Personal information
- Full name: Nicholas James Hillyard
- Born: 24 February 1981 (age 45) Edinburgh, Midlothian, Scotland
- Batting: Right-handed
- Bowling: Right-arm off break
- Relations: Chris Hillyard (brother)

Domestic team information
- 2006: Oxford University

Career statistics
| Competition | First-class |
| Matches | 1 |
| Runs scored | 79 |
| Batting average | 79.00 |
| 100s/50s | –/1 |
| Top score | 79 |
| Catches/stumpings | –/– |
- Source: Cricinfo, 10 May 2020

= Nick Hillyard =

Scottish cricketer

Nicholas James Hillyard (born 24 February 1981) is a Scottish former first-class cricketer.

Hillyard was born at Edinburgh in February 1981, where he was educated at the Edinburgh Academy, before going up to Linacre College, Oxford.
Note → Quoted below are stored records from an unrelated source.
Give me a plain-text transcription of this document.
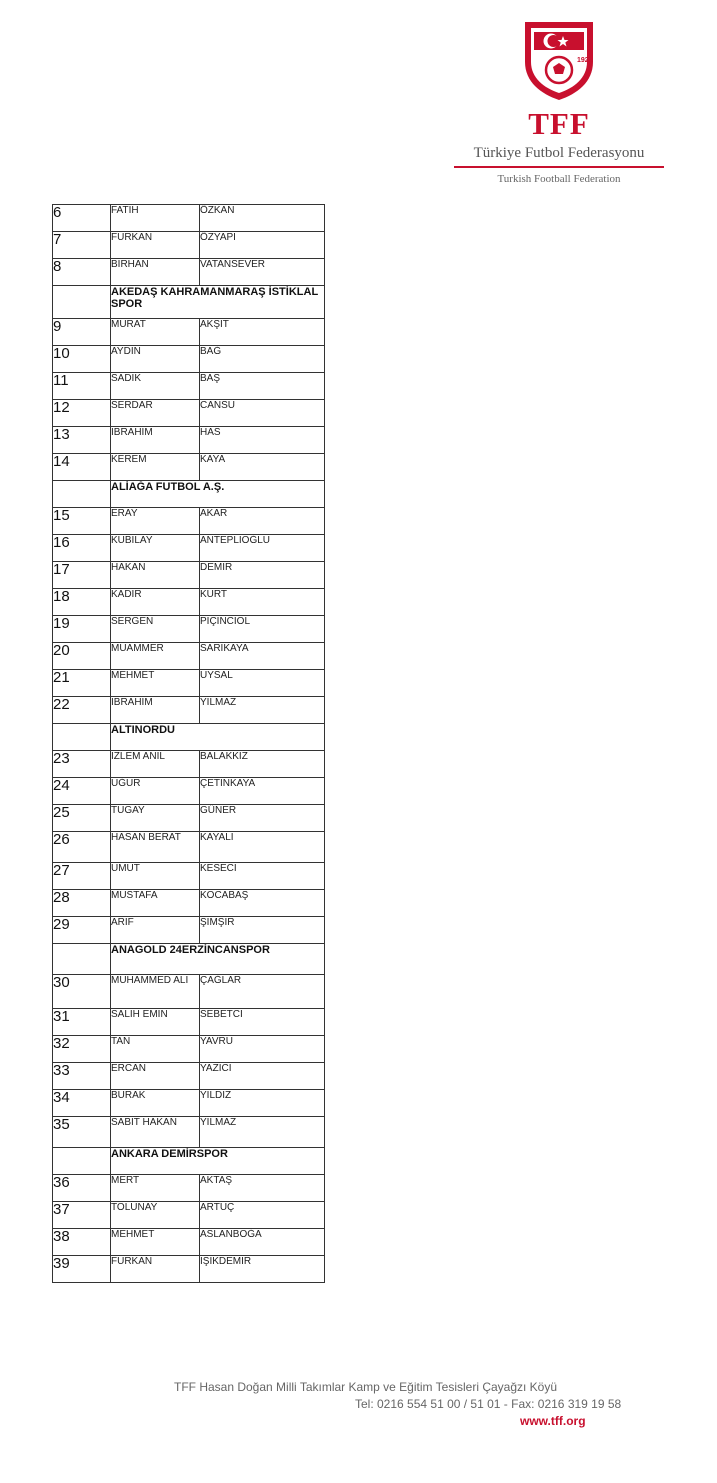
1923
TFF
Türkiye Futbol Federasyonu
Turkish Football Federation
6	FATİH	ÖZKAN
7	FURKAN	ÖZYAPI
8	BİRHAN	VATANSEVER
	AKEDAŞ KAHRAMANMARAŞ İSTİKLAL SPOR	
9	MURAT	AKŞİT
10	AYDIN	BAĞ
11	SADIK	BAŞ
12	SERDAR	CANSU
13	İBRAHİM	HAS
14	KEREM	KAYA
	ALİAĞA FUTBOL A.Ş.	
15	ERAY	AKAR
16	KUBİLAY	ANTEPLİOĞLU
17	HAKAN	DEMİR
18	KADİR	KURT
19	SERGEN	PİÇİNCİOL
20	MUAMMER	SARIKAYA
21	MEHMET	UYSAL
22	İBRAHİM	YILMAZ
	ALTINORDU	
23	İZLEM ANIL	BALAKKIZ
24	UĞUR	ÇETİNKAYA
25	TUGAY	GÜNER
26	HASAN BERAT	KAYALI
27	UMUT	KESECİ
28	MUSTAFA	KOCABAŞ
29	ARİF	ŞİMŞİR
	ANAGOLD 24ERZİNCANSPOR	
30	MUHAMMED ALİ	ÇAĞLAR
31	SALİH EMİN	SEBETCİ
32	TAN	YAVRU
33	ERCAN	YAZICI
34	BURAK	YILDIZ
35	SABİT HAKAN	YILMAZ
	ANKARA DEMİRSPOR	
36	MERT	AKTAŞ
37	TOLUNAY	ARTUÇ
38	MEHMET	ASLANBOĞA
39	FURKAN	IŞIKDEMİR
TFF Hasan Doğan Milli Takımlar Kamp ve Eğitim Tesisleri Çayağzı Köyü
Tel: 0216 554 51 00 / 51 01 - Fax: 0216 319 19 58
www.tff.org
During nine years studying at Oxford, Hillyard made a single appearance in first-class cricket for Oxford University against Cambridge University in The University Match of 2006 at Oxford. Hillyard batted once in the match, scoring 79 runs from the middle order before being dismissed by Vikram Banerjee. His brother, Chris, played first-class cricket for Cambridge University.